Ilustrasi cat dinding Foto: Shutterstock/

Anjuran mengenai penggunaan timbal dalam produk cat sudah tertuang dalam Standard Nasional Indonesia (SNI). Namun, di pasaran kerap ditemukan produk yang belum ber-SNI.

Sekretaris Jenderal Asosiasi Produsen Cat Indonesia (APCI), Markus Winarto mengatakan hal itu umumnya terjadi pada produsen cat menengah ke bawah. Sebab, mengurus sertifikasi SNI memakan biaya yang tidak sedikit.

“Waktu saya cek bikin SNI untuk 1 produk Rp 18 juta. SNI ini hanya berlaku 4 tahun, jadi harus sertifikasi lagi. Tapi tiap tahun ada pemeriksaan surveillance lagi dan biaya surveillance Rp 14 juta. Berapa banyak jenis cat yang ada? Ratusan, warnanya beda-beda semua kan. Itu baru cat tembok dekoratif, belum yang lain-lain, cat kayu, cat kapal, cat otomotif, ratusan bahkan ribuan jumlahnya. Mau berapa besar biayanya, yang (produsen) kecil sanggup nanggung itu semua nggak? Kalau produsen besar tidak masalah kalau diwajibkan,” jelasnya kepada detikcom, Jumat (15/11/2024).

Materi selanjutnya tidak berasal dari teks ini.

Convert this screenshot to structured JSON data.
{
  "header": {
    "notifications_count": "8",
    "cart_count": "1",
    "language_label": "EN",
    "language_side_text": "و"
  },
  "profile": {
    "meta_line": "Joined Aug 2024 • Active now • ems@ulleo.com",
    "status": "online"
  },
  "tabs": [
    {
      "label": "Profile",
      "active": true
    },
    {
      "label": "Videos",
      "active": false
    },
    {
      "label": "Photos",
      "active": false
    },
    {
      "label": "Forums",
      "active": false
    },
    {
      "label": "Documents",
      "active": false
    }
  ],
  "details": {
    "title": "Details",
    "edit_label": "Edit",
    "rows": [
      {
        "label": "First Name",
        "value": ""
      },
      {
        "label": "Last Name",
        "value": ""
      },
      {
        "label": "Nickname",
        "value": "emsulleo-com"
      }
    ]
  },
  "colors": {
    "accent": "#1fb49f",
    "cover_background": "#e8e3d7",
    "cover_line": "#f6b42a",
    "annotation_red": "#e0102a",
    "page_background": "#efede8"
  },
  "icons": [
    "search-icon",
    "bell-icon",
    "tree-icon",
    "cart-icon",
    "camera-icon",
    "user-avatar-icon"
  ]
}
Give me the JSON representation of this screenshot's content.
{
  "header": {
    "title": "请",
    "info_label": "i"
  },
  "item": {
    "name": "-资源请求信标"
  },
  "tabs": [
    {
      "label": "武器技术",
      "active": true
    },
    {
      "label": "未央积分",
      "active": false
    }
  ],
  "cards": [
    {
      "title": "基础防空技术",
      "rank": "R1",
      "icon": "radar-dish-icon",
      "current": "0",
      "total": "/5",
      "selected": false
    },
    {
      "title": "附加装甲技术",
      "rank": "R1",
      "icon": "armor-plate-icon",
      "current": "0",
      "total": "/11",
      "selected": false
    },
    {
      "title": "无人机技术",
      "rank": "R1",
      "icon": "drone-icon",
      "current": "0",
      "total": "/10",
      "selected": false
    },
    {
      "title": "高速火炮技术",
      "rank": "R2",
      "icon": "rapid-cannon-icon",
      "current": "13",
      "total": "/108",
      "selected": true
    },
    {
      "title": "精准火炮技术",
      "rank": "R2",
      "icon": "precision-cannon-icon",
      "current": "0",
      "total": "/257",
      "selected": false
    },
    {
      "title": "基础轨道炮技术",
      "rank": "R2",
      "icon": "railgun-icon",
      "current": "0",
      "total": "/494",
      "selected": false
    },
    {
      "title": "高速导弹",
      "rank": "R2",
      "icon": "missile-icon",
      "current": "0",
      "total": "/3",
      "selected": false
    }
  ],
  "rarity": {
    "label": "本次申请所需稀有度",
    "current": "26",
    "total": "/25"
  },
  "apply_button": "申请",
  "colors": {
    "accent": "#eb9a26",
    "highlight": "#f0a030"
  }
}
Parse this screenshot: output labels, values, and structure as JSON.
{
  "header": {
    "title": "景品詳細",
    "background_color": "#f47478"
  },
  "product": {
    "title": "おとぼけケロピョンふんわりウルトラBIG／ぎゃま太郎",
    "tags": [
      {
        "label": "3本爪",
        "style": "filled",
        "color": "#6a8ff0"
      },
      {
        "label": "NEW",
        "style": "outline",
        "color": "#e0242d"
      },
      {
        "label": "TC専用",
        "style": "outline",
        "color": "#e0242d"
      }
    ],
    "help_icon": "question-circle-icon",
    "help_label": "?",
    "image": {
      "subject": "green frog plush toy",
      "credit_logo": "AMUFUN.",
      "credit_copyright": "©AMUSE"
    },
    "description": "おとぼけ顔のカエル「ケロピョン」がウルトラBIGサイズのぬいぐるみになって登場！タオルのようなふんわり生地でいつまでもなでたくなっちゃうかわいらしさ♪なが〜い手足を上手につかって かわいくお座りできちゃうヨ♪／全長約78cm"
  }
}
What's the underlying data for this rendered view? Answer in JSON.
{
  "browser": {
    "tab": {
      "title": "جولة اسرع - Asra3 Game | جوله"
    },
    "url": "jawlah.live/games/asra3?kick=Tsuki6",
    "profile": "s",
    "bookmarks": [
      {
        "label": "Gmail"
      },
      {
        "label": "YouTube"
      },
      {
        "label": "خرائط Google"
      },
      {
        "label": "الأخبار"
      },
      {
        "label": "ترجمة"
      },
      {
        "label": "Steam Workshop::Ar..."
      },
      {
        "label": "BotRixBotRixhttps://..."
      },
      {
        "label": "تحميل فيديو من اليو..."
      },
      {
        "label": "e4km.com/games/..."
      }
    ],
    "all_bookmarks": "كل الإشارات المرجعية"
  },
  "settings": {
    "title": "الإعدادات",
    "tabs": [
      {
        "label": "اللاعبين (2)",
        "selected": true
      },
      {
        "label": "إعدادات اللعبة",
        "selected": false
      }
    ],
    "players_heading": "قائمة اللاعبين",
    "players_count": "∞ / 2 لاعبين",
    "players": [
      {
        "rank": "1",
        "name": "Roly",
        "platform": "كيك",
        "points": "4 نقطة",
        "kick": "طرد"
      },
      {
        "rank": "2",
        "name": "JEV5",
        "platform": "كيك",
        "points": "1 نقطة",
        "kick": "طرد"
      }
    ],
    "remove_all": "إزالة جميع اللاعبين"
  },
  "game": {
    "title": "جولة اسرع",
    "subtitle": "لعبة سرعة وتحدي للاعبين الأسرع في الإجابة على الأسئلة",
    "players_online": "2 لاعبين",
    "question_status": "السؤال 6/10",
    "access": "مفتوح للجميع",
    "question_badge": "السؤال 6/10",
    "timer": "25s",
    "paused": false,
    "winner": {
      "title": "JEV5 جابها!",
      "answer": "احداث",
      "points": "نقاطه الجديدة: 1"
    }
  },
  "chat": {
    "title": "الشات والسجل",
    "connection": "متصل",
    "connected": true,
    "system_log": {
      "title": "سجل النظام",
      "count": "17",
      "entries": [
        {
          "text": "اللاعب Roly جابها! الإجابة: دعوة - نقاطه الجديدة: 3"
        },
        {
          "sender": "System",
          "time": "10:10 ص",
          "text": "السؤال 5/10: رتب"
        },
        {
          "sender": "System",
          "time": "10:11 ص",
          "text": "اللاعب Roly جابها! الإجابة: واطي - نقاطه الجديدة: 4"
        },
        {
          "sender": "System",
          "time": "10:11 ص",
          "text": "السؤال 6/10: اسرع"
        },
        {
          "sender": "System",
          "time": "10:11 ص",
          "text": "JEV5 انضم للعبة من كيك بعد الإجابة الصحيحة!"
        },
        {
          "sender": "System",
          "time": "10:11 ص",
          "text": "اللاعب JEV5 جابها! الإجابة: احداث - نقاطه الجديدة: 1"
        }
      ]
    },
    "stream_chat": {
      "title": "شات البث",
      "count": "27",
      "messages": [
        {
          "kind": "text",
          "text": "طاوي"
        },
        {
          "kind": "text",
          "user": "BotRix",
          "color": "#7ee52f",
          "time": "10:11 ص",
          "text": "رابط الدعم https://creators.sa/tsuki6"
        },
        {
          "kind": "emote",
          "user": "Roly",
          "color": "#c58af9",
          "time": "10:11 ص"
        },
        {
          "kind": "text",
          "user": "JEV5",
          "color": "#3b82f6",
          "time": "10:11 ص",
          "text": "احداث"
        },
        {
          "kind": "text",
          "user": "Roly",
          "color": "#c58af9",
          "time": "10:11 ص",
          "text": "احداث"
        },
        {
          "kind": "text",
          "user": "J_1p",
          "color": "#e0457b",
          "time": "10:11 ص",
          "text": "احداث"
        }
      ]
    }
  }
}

Ia mengatakan, produsen cat yang memakai timbal tidak hanya produsen kecil, tetapi produsen-produsen besar juga melakukannya. Meski demikian, ia menegaskan bahwa produk cat yang dihasilkan di Indonesia sudah memenuhi standard kandungan timbal sesuai anjuran WHO yaitu kurang dari 90 parts per million (ppm).
Ia juga menuturkan, produsen cat dari skala menengah ke bawah hingga ke kelas atas telah mengikuti anjuran yang ada di SNI walaupun belum semua produk cat tersertifikasi SNI. Jika ada proyek pemerintah yang menggunakan cat dekoratif, misalnya seperti pembangunan gedung, sudah dipastikan tersertifikasi SNI.
“Kalau untuk B2B (Business to Business) atau kayak kementerian, ini kan kalau kementerian sudah mewajibkan harus punya sertifikat SNI, misalnya Kementerian PUPR. Waktu itu kami sudah bilang ‘mengenai biaya gimana?’ ‘oh itu nggak masalah, masukkan semua cost ke harga produknya, nggak apa-apa’ dia bilang. Nah oke beres. Nah kalau di toko ritel, di pasar bebas, kita belum berani (mewajibkan) SNI,” tuturnya.
Markus mengungkapkan, hingga saat ini sertifikasi SNI memang masih sukarela karena beberapa faktor, salah satunya biaya. Namun, jika ke depan produk cat diwajibkan tersertifikasi SNI, ia menyarankan beberapa hal salah satunya adalah ketersediaan laboratorium yang sudah ada Lembaga Sertifikasi Produk (LSPro) dan juga alat laboratorium yang mumpuni.

“Untuk sertifikasi ini butuh LSPro, lembaga sertifikasi produk, yang lain itu belum punya, baru 3 yang punya (BBKK, B4T, dan Atmo). Dan ini juga masih terbatas. Kalau yang BBKK sama B4T itu masih terbatas di cat tembok emulsi dan cat tembok yang solvent based yang dekoratif itu, yang lainnya jenisnya banyak kita udah ada 42 SNI dari berbagai jenis cat,” ungkapnya.

“Padahal cat banyak, kayak cat kayu, cat marine, kenapa nggak dilengkapin? Alasannya itu peralatannya, alat lab-nya belum punya,” tambahnya.

Maka dari itu, saat ini yang bisa dilakukan adalah mengimbau produsen cat untuk mengikuti SNI dan mengurangi pemakaian timbal, baik pada produsen kecil menengah maupun produsen besar. Selain itu, edukasi terhadap masyarakat juga penting dilakukan untuk meningkatkan kesadaran akan bahaya timbal sehingga bisa memilih produk dengan kandungan timbal yang sesuai standard.